The Moon is a Harsh Mistress, Robert Heinlein circa 1966

Hi readers.  Thanks for coming by.

Just when you think the early work of RAH is bogging itself down in frozen-in-time anachronisms he drops a mickey into your martini.  Moon is a Harsh Mistress is one such.

Suddenly he’s taking a close look at political revolutions, at the institutions of marriage, at the relationships between men and women [and why they become what they become], why revolutions don’t work usually, and how to prevent them from becoming what revolutions invariably become.  He throws in a quickie about how you can always, always come out ahead betting the horses.  And an imaginary penal colony on the moon, several generations later when the prisoners are only a tiny percentage of a population composed mainly of the descendants of prisoners.
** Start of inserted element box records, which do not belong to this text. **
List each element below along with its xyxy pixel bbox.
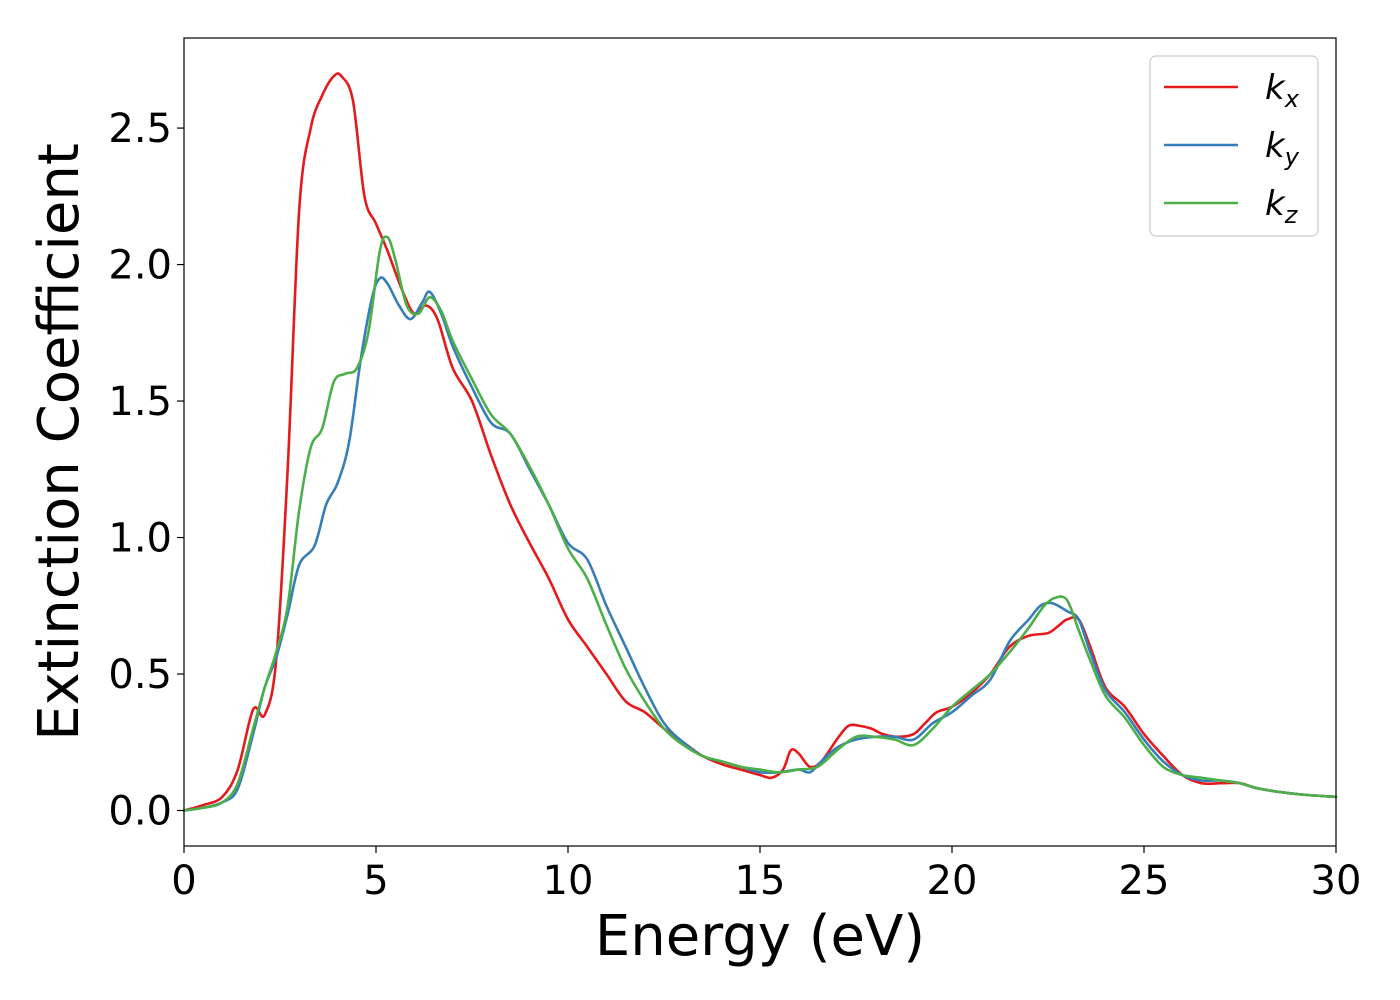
y-tick-label: 0.0 xyxy=(108,789,172,835)
y-tick-label: 1.5 xyxy=(108,379,172,425)
y-tick-label: 1.0 xyxy=(108,516,172,562)
y-axis-title: Extinction Coefficient xyxy=(27,143,92,741)
legend: kx ky kz xyxy=(1149,55,1319,237)
series-line-ky xyxy=(182,276,1338,812)
x-tick-label: 0 xyxy=(171,858,196,904)
y-tick-label: 2.0 xyxy=(108,243,172,289)
legend-label-kz: kz xyxy=(1265,184,1299,229)
series-layer xyxy=(182,72,1338,812)
x-tick-label: 25 xyxy=(1119,858,1170,904)
x-tick-label: 30 xyxy=(1311,858,1362,904)
x-axis-title: Energy (eV) xyxy=(595,904,925,969)
y-axis: 0.0 0.5 1.0 1.5 2.0 2.5 xyxy=(108,106,184,835)
x-tick-label: 5 xyxy=(363,858,388,904)
legend-label-kx: kx xyxy=(1265,68,1300,113)
series-line-kz xyxy=(182,235,1338,812)
x-axis: 0 5 10 15 20 25 30 xyxy=(171,846,1361,904)
y-tick-label: 0.5 xyxy=(108,652,172,698)
y-tick-label: 2.5 xyxy=(108,106,172,152)
x-tick-label: 15 xyxy=(735,858,786,904)
x-tick-label: 10 xyxy=(543,858,594,904)
x-tick-label: 20 xyxy=(927,858,978,904)
legend-label-ky: ky xyxy=(1265,126,1300,171)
A society where males outnumber females 10 to 1, where the earth is on the brink of starvation and depends heavily on the labors of the Luna population for wheat production, crops catapulted to the earth surface to land in the Indian Ocean.  Depleting inevitably the water-ice reservoirs on the moon with no attempt to replace, even pay for the labors of folks who physically will never be able to ‘return’ to earth.

This was a great read in 1966, the first time I read it.  2013 I read it again, and aside from pickypickypicky details, it’s still a great read. 

Sheeze, catapults on the moon hurling rocks down the gravity well turning out the equivalents of H-bomb explosions after the earth governments dig in their heels and bomb moon colonies as an alternative to replacing the water required to grow the wheat.  A computer gone intelligent.  Marriages lasting 150 years through dozens of multiple-husbands and wives, always being replaced when one dies. 

I’d rank it one hell of a lot better than Stranger in a Strange Land.